The Benefits of Ground Flaxseeds in Smoothies
Adding a couple of tablespoons of flaxseed to smoothies and other drinks might contribute to heart health. Photo Credit Eliane Cubeisy/iStock/Getty Images

Overview

Flaxseed is a rich store of the omega-3 fatty acid alpha-linolenic acid and lignan--a powerful antioxidant. Flax oil does not contain the beneficial lignans and eating the seeds, ground or whole, will give you benefits. Health experts often recommend adding some ground flaxseed to smoothies, cereals, soups, salads and other foods. Making this food a regular part of your diet might reap several benefits though some purported uses require more research to substantiate health claims.

Inflammation

Omega-3 fatty acids have been well-documented for their anti-inflammatory properties. Flax seed serves as one of the richest nonanimal sources, perfect if you cannot or do not want to consume fatty fish. Regularly consuming flaxseed might benefit arthritis and other conditions influenced by inflammation. The University of Maryland Medical Center, however, notes that this sort of fatty acid might not work as well as the type found in fish oil. The body can convert ALA to the fatty acids found in fish but it probably does not reap the same benefits as directly eating foods that contain them.

Cancer

Research indicates that the antioxidant properties of lignan might offer protection against some cancers, according to the UMMC. MayoClinic.com explains that lignan has estrogen-like properties and might bind to estrogen receptors in breast cells; this would prevent estrogen in the body from attaching and fueling tumor growth.
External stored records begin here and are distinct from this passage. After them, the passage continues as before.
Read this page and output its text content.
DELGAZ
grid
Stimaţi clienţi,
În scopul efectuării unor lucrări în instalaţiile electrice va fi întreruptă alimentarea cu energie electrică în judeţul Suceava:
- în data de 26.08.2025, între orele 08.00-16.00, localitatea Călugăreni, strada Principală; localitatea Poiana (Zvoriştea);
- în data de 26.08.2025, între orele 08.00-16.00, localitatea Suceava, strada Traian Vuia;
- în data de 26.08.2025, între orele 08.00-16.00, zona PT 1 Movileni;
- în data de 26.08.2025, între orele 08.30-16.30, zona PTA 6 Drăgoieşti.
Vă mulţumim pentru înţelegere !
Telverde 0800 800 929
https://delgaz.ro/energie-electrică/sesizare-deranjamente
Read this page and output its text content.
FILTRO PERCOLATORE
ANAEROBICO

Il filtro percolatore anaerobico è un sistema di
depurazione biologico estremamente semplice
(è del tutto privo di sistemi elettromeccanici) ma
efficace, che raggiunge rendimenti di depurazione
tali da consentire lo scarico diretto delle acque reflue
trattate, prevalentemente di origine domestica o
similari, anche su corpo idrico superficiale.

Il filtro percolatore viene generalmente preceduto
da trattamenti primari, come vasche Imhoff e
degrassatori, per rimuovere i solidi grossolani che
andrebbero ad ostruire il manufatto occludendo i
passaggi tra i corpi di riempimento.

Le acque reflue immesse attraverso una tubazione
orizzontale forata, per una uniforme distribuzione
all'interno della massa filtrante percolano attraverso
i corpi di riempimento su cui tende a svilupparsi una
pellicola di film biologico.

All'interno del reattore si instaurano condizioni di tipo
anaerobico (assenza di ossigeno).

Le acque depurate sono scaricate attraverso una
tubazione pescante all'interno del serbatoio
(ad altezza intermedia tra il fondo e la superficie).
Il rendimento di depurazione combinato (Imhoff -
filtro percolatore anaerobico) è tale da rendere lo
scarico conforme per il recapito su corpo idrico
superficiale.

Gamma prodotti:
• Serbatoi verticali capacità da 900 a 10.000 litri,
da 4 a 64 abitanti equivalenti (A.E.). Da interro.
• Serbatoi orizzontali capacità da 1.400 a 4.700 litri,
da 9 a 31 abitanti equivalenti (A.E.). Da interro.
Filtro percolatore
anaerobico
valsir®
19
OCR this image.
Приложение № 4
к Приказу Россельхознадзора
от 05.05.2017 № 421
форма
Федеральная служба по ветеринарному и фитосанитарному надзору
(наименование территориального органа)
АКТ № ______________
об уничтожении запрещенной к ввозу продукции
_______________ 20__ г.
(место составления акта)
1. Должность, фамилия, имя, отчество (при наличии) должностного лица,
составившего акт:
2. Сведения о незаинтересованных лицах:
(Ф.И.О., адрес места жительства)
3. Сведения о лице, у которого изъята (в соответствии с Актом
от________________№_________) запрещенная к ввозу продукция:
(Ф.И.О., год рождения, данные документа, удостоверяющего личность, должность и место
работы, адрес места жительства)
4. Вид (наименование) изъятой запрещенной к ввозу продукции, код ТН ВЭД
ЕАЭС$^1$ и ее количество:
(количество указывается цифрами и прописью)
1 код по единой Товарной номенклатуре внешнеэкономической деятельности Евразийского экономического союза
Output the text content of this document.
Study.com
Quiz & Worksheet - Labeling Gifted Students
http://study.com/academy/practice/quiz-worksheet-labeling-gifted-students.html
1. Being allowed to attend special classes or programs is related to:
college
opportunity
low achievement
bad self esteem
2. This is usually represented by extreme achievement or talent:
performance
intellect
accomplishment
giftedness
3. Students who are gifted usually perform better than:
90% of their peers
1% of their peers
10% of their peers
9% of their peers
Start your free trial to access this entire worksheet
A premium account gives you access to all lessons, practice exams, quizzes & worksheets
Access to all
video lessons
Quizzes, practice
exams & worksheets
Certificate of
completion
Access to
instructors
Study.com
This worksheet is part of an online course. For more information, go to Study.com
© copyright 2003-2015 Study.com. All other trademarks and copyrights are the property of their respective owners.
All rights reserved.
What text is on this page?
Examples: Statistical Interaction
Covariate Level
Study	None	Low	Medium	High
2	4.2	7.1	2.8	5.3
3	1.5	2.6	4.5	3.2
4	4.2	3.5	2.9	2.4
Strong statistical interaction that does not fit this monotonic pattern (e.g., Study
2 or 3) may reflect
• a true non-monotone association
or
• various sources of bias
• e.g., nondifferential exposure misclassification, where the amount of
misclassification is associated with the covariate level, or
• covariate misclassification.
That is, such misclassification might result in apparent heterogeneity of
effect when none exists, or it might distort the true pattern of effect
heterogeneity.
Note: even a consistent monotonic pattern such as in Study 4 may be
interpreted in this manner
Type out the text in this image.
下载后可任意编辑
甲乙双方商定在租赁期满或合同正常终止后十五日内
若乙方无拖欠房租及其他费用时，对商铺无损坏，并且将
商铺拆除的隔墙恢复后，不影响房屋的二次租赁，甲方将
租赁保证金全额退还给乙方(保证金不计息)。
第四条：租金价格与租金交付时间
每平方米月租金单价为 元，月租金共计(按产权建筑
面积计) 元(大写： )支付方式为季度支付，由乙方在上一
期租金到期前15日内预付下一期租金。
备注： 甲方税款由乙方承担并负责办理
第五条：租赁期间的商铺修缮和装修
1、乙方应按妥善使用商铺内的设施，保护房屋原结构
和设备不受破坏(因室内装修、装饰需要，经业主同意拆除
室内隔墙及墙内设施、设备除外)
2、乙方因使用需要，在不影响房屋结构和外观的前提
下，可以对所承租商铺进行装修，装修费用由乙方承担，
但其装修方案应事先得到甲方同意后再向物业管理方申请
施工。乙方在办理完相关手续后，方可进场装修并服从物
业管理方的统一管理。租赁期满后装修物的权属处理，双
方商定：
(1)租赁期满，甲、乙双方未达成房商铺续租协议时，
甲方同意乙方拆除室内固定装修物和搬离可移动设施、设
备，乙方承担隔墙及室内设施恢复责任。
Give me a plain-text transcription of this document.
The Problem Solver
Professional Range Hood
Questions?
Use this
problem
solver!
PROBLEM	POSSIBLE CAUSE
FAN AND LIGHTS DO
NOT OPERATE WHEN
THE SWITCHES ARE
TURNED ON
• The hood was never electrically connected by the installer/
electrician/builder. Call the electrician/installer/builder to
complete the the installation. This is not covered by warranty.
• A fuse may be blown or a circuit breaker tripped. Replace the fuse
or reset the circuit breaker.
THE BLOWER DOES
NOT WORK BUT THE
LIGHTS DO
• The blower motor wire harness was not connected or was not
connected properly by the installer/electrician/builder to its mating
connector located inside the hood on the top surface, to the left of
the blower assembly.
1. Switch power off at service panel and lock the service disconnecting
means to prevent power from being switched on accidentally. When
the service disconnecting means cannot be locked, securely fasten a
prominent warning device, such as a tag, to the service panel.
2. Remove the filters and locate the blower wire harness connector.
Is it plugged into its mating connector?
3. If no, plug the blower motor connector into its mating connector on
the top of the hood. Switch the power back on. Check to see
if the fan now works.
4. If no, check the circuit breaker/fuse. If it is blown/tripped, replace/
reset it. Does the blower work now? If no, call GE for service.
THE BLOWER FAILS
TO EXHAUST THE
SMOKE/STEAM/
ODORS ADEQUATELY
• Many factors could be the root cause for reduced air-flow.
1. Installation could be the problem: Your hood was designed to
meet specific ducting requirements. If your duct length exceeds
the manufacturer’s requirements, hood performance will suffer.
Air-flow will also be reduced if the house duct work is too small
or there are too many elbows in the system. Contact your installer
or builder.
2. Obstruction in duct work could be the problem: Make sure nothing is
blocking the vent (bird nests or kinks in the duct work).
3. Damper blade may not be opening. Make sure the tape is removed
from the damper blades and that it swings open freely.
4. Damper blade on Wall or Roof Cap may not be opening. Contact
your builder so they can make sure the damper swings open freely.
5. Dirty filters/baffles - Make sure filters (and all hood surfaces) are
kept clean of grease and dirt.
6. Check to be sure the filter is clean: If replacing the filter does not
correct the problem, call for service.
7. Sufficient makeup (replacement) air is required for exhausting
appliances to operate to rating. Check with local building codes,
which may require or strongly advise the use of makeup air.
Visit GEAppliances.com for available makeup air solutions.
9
This connection requires further study in human subjects.

Digestive Health

Flaxseed represents a rich source of fiber and research indicates it might have a laxative effect. Taking too much flaxseed or any fiber-rich food or supplement without sufficient water intake can lead to constipation and possible bowel obstruction. Healthcastle.com, a website written by registered dietitians notes research that indicates flaxseed might help irritable bowel syndrome by reducing intestinal inflammation.

Heart Health

Omega-3 fatty acids have been touted as powerful tools for improving overall heart health and flaxseed might help lower cholesterol but the UMMC notes that studies have produced mixed results. It also notes evidence that shows people who eat a diet rich in ALA have a decreased risk of dying from a heart attack. Flaxseed appears to work in several ways to promote heart health including reducing blood clotting, inflammation and improving blood vessel health.